Daaraan kleeft een belangrijke nadeel: wetenschappers lopen altijd achter de feiten aan. Een trend of trendbreuk wordt pas na jaren zichtbaar. En de toekomst is helemaal in nevelen gehuld. De systemen zijn zo complex dat voorspellingen altijd omgeven zijn met twijfel en onzekerheden. Dat geldt onvermijdelijk ook voor het debat over klimaatverandering. Wetenschappers weten dat, maar beleidsmakers, kiezers c.q. betrokken burgers hebben daar nog wel eens moeite mee. Toch zullen zij dat moeten accepteren en daarmee moeten omgaan. ‘Een indicatie in een bepaalde richting’ betekent niet dat je zomaar kunt zeggen: ‘voor het zelfde geld gaat het in precies de omgekeerde richting’.

zomerhitte.png

Meten is weten

Ondanks alle onzekerheden die het bepalen van trends en toekomstverwachtingen nu eenmaal met zich meebrengt, blijft het adagium ‘meten is weten’ voluit overeind staan.

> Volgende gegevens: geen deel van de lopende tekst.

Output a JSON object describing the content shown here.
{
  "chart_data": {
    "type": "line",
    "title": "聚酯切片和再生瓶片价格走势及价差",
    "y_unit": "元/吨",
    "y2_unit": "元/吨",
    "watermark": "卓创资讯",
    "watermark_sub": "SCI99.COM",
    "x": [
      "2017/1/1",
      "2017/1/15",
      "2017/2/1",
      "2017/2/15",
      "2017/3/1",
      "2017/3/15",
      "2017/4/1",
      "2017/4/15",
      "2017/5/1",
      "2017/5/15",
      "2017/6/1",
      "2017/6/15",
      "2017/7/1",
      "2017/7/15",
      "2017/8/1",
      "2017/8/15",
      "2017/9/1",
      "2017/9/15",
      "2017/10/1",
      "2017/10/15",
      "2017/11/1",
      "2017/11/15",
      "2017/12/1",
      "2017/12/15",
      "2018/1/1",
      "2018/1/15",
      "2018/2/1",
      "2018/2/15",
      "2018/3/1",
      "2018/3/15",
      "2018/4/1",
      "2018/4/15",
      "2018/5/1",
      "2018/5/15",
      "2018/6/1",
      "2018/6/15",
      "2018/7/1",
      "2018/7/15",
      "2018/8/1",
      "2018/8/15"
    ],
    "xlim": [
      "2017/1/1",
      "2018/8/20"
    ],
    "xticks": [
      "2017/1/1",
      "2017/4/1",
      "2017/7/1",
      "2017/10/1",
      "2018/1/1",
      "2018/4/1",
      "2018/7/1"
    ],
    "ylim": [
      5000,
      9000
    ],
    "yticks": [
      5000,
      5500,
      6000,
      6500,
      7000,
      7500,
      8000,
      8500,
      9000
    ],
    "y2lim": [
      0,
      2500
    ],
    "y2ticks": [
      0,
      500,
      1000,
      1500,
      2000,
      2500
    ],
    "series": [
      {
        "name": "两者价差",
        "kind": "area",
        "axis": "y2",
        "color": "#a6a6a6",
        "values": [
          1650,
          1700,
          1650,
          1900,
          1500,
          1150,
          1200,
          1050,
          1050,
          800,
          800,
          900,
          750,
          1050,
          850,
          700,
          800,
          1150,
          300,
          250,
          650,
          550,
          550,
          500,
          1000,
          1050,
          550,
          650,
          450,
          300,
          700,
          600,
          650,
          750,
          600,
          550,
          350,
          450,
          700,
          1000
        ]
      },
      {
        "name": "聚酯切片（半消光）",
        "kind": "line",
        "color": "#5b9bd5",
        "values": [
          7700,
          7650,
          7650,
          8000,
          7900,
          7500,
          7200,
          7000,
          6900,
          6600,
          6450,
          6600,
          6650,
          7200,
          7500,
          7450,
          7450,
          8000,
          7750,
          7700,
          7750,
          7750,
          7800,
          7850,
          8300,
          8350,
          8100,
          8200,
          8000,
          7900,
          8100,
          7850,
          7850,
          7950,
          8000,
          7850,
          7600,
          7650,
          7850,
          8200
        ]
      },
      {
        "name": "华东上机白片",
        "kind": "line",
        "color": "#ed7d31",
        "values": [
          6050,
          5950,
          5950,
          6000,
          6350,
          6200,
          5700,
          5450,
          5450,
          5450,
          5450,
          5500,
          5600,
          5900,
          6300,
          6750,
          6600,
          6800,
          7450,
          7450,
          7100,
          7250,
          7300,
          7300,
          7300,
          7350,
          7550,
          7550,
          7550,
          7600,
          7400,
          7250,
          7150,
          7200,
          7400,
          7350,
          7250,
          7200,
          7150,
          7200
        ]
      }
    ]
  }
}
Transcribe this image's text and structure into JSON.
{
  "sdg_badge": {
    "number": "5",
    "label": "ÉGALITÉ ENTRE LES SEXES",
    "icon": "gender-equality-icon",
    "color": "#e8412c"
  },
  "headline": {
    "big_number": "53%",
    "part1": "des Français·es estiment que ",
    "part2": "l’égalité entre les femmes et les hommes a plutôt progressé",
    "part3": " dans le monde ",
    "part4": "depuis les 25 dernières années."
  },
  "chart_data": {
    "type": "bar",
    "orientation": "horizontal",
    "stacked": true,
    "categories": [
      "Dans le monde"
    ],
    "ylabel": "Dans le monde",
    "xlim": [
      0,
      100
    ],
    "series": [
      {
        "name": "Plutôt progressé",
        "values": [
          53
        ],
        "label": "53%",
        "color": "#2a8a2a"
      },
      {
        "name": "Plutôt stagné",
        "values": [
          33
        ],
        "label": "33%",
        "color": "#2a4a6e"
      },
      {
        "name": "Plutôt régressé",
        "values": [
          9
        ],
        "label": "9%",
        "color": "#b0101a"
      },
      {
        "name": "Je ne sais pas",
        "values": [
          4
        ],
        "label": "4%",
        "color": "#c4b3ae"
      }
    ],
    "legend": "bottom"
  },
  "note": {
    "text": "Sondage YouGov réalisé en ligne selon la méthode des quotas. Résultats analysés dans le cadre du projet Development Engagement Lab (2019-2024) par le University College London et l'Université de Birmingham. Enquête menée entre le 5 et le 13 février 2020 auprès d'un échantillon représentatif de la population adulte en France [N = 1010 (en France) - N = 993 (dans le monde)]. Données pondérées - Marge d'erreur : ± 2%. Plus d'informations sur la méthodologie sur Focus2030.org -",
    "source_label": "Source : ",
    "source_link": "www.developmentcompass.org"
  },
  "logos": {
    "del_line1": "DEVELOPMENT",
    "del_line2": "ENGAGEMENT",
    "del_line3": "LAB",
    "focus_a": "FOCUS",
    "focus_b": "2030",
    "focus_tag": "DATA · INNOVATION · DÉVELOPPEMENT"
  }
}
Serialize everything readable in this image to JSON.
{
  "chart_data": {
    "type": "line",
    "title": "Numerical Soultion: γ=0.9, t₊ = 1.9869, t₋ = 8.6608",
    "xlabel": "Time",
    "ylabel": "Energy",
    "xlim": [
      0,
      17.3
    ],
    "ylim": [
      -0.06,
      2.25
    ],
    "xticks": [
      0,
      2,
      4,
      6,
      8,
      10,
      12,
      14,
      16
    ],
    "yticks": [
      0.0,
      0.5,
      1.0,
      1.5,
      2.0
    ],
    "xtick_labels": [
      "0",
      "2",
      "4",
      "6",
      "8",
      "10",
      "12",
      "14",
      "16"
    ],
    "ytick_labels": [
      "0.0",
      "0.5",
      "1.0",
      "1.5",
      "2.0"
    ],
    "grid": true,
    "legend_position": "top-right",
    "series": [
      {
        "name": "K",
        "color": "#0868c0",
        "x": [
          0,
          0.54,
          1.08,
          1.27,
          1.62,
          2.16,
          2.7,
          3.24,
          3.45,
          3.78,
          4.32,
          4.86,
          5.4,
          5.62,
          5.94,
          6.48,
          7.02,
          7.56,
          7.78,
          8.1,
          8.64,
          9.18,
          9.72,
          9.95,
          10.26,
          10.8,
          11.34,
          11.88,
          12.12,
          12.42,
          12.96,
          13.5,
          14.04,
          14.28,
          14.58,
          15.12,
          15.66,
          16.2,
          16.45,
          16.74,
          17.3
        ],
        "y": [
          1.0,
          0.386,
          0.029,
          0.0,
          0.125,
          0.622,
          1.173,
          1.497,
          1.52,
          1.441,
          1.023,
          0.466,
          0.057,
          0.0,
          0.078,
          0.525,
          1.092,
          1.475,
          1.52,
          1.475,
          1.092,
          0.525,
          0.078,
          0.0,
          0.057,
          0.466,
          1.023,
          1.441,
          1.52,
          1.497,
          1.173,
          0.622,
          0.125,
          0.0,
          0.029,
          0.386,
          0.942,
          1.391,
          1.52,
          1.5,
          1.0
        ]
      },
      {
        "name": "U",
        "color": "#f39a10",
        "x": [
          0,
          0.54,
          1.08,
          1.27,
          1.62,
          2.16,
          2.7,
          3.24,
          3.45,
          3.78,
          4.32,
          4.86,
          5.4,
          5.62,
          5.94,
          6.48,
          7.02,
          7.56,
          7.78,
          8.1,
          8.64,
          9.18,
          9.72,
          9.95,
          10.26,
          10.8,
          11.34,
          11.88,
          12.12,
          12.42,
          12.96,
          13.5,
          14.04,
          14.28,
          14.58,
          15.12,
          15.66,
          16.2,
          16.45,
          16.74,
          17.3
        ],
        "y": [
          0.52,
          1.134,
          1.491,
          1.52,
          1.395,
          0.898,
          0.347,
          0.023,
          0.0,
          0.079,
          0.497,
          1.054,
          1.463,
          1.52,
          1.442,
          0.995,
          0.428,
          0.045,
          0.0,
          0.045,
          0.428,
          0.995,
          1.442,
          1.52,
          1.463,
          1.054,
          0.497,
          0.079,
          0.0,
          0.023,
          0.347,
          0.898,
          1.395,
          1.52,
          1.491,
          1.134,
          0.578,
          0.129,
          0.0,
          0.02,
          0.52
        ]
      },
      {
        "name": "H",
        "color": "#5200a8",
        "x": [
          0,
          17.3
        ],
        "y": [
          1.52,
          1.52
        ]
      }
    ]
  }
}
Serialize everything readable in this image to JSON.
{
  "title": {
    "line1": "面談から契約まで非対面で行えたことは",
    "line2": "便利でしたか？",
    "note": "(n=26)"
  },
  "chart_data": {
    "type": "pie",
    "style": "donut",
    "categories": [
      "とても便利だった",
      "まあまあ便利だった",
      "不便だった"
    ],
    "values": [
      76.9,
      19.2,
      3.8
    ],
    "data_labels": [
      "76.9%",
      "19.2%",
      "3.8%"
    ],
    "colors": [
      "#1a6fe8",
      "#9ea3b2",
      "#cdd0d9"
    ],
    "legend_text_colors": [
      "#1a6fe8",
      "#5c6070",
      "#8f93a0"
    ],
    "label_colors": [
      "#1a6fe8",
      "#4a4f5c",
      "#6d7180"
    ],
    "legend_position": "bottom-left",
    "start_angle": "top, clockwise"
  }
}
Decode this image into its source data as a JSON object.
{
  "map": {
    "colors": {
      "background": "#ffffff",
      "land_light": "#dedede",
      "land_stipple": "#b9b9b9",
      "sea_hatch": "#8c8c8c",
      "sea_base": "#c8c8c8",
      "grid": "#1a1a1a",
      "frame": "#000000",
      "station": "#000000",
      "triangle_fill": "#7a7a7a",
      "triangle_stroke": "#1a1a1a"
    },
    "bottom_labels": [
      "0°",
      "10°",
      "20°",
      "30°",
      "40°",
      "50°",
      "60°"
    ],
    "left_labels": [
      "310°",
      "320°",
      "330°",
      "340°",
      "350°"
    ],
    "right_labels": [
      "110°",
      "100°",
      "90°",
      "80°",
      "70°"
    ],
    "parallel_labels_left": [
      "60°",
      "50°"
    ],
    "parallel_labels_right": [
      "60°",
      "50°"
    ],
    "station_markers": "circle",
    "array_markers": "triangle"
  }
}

In het kader van die regel verzamelt het KNMI al meer dan honderd jaar allerlei cijfers en feiten over het weer. Die gegevens worden in langjarige trends omgezet. Dat gebeurt niet alleen in De Bilt (dus op een steenworp afstand van Amersfoort), maar ook in de directe omgeving zijn er diverse stations: in Soest, Spakenburg, Nijkerk, Hamersveld en Woudenberg worden allerlei neerslaggegevens verzameld. Het is dus mogelijk om in te zoomen op Amersfoort en omstreken. Met uiteraard alle beperkingen van dien.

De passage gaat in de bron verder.